This is a had topic to grasp but understanding how your light meter works is fundamental to getting exposures.
It’s important to know that your camera’s light metre is calibrated to whats known as middle grey. In short your camera wants to turn everything you point it at, to a middle grey.
Now for a lot of scenes this is generally ok, but as you get better and more familiar with your camera, you will also want to make artistic decisions for your self. So instead of the camera telling you what you want, you have to know what adjustments are necessary to achieve your vision of what the image should be.
If you point your camera at a white wall you would reasonably expect to get a white image on your LCD. But thats not the case. Your camera wants to take that white wall and make it middle grey. so to realise your vision you need to make adjustments that tell the camera to make the image white.
The target above is a calibrated to middle grey and very useful as a reference.
If we look at a chart showing tones going from black to white, we can see that white with detail is +2 stops from middle grey. Conversely if we look at -2 stops we have black but wuth some detail.

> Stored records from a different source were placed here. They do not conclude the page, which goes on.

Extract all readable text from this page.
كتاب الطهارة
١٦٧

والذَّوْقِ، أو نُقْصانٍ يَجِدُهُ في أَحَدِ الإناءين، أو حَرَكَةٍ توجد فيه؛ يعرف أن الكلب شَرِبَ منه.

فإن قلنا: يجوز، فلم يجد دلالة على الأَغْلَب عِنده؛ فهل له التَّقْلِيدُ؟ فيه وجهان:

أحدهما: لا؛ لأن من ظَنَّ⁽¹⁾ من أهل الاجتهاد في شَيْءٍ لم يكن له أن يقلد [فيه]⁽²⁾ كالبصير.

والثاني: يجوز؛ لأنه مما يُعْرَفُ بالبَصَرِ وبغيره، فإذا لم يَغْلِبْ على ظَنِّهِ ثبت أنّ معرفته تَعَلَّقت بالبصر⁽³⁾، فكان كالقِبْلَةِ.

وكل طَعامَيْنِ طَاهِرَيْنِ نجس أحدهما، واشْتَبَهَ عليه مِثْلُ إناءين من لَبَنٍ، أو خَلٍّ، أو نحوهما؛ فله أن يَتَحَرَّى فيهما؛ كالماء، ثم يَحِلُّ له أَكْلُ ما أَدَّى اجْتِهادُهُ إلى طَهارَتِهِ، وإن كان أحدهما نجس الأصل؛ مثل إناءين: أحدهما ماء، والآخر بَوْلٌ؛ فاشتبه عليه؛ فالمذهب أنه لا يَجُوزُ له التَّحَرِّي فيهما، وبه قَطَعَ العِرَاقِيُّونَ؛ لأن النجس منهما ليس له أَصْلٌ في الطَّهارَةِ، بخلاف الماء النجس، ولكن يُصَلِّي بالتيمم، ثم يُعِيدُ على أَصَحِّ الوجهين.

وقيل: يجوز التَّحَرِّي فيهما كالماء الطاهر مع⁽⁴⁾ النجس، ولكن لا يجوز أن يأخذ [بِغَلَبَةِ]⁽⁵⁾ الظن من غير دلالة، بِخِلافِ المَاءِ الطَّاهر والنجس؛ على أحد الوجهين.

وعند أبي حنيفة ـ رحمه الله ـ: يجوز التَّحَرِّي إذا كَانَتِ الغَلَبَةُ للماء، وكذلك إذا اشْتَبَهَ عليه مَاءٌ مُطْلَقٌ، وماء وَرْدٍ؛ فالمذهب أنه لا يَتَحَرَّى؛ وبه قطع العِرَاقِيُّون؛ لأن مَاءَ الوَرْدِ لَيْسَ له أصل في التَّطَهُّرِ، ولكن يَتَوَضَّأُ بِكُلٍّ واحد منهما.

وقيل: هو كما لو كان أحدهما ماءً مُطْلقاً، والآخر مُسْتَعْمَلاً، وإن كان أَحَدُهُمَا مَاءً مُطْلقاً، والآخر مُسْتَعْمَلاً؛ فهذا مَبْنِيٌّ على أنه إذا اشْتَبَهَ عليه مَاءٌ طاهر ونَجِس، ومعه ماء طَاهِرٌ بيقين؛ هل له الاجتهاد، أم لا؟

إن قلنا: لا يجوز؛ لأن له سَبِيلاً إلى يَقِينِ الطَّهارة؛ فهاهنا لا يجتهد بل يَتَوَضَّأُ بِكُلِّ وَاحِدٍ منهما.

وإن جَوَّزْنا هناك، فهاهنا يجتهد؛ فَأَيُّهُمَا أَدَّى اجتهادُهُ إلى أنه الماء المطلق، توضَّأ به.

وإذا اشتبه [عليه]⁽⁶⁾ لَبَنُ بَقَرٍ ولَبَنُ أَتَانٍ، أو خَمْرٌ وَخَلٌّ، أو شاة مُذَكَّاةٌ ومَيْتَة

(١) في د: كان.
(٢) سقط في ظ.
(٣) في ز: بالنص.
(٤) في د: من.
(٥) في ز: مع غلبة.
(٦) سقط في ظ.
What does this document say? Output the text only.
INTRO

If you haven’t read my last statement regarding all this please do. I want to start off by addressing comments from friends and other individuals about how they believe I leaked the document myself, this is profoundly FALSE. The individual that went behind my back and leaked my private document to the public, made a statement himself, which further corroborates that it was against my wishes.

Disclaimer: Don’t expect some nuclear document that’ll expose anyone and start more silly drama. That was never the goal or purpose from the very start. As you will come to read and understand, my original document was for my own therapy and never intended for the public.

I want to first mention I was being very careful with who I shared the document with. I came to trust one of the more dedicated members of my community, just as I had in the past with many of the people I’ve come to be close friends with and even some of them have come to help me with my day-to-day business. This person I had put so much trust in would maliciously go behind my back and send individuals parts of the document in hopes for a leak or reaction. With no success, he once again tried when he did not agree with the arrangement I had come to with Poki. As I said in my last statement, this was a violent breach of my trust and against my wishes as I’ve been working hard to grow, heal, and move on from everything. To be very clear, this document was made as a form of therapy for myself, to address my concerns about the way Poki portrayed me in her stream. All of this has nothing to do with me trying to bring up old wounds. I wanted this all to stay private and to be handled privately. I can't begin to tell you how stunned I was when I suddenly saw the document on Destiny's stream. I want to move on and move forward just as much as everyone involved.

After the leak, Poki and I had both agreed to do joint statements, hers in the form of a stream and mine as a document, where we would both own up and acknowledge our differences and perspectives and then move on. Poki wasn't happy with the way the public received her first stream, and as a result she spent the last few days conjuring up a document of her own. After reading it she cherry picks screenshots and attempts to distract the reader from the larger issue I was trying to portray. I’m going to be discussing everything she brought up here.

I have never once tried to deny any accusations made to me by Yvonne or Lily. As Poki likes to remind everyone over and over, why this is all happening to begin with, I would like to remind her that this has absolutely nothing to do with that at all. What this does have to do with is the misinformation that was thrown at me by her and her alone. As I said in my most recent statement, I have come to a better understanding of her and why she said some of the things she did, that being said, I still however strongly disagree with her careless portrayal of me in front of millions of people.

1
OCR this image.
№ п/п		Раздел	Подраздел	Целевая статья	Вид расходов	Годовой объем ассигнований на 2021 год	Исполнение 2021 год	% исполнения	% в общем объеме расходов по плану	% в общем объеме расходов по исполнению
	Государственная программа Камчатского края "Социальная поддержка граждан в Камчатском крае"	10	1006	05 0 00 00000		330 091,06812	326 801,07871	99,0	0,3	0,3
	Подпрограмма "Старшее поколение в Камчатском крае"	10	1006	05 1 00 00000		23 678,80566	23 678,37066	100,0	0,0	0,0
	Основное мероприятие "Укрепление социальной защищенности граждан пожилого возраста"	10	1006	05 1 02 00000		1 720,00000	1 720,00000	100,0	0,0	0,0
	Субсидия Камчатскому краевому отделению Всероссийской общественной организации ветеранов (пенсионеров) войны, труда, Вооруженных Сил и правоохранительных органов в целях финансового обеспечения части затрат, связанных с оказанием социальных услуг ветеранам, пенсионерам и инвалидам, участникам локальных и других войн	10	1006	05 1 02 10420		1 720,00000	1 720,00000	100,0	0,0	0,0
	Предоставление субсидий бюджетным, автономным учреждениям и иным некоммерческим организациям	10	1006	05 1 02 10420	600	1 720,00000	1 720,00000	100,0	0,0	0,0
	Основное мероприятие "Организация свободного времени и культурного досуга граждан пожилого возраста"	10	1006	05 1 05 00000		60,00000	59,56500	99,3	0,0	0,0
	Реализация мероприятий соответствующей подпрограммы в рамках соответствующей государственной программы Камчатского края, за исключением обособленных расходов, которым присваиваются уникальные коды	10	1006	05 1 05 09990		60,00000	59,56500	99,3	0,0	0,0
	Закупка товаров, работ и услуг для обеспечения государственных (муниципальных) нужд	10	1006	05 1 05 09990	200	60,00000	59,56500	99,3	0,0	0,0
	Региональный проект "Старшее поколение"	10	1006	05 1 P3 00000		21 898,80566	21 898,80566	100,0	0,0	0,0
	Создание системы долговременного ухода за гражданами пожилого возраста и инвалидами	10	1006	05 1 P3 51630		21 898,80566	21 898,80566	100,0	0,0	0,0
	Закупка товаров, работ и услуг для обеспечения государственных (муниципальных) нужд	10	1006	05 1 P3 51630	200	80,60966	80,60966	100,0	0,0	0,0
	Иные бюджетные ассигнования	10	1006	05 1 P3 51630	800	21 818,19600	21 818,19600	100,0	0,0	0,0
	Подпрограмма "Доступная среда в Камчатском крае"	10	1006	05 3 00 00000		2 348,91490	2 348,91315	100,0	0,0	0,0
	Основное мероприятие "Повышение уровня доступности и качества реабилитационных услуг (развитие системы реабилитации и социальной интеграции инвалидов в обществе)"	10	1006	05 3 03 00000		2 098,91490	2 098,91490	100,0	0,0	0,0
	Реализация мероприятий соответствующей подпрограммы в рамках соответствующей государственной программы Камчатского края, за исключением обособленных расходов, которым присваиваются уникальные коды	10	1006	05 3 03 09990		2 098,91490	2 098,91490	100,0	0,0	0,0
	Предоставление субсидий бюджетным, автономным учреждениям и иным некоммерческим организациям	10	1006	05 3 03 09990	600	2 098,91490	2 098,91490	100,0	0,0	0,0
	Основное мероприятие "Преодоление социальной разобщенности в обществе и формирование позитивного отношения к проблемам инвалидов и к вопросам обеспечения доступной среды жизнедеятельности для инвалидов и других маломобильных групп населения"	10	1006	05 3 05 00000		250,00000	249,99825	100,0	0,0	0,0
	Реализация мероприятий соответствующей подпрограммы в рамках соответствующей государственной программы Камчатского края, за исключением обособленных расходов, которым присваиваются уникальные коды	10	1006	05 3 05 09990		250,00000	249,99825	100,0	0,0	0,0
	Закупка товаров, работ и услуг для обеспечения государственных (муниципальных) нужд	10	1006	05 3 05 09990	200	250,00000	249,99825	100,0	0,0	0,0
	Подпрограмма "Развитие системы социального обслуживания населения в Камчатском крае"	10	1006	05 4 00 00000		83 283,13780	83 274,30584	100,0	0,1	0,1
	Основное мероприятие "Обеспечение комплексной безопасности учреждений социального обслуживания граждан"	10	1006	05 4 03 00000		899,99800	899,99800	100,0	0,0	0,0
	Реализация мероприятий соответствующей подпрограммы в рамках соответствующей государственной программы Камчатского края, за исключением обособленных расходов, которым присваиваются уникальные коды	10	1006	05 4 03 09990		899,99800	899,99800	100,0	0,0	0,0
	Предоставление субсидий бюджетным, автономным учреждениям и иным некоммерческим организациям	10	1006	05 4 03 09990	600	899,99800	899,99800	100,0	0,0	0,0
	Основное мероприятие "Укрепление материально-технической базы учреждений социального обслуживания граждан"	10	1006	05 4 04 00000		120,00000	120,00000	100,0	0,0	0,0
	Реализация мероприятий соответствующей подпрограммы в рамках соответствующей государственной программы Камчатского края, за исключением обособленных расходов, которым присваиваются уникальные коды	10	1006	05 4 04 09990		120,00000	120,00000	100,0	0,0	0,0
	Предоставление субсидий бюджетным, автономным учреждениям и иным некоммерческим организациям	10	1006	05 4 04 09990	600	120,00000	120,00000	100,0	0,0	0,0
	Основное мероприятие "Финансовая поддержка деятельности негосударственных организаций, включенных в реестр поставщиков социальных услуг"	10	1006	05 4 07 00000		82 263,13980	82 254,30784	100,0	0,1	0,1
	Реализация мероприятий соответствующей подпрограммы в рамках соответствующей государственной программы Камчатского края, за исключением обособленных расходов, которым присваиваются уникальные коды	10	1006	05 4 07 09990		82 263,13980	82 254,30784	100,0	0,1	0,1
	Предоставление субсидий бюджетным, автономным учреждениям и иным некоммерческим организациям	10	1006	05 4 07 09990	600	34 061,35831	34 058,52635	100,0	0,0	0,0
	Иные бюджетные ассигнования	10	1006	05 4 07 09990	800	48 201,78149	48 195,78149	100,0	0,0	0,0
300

We can use this information to help us get the correct exposure for a given scene.
Say we are going to take a photo of a white swan, then its important that we retain detail on the bird. We know the bird is not pure white, so we can asume +2 stops will give us white with detail. With me so far?
Next we zoom in and fill the view finder with the bird and dial in the correct exposure +2 stops.
Now take a test shot. If the image is to light adjust, to dark adjust.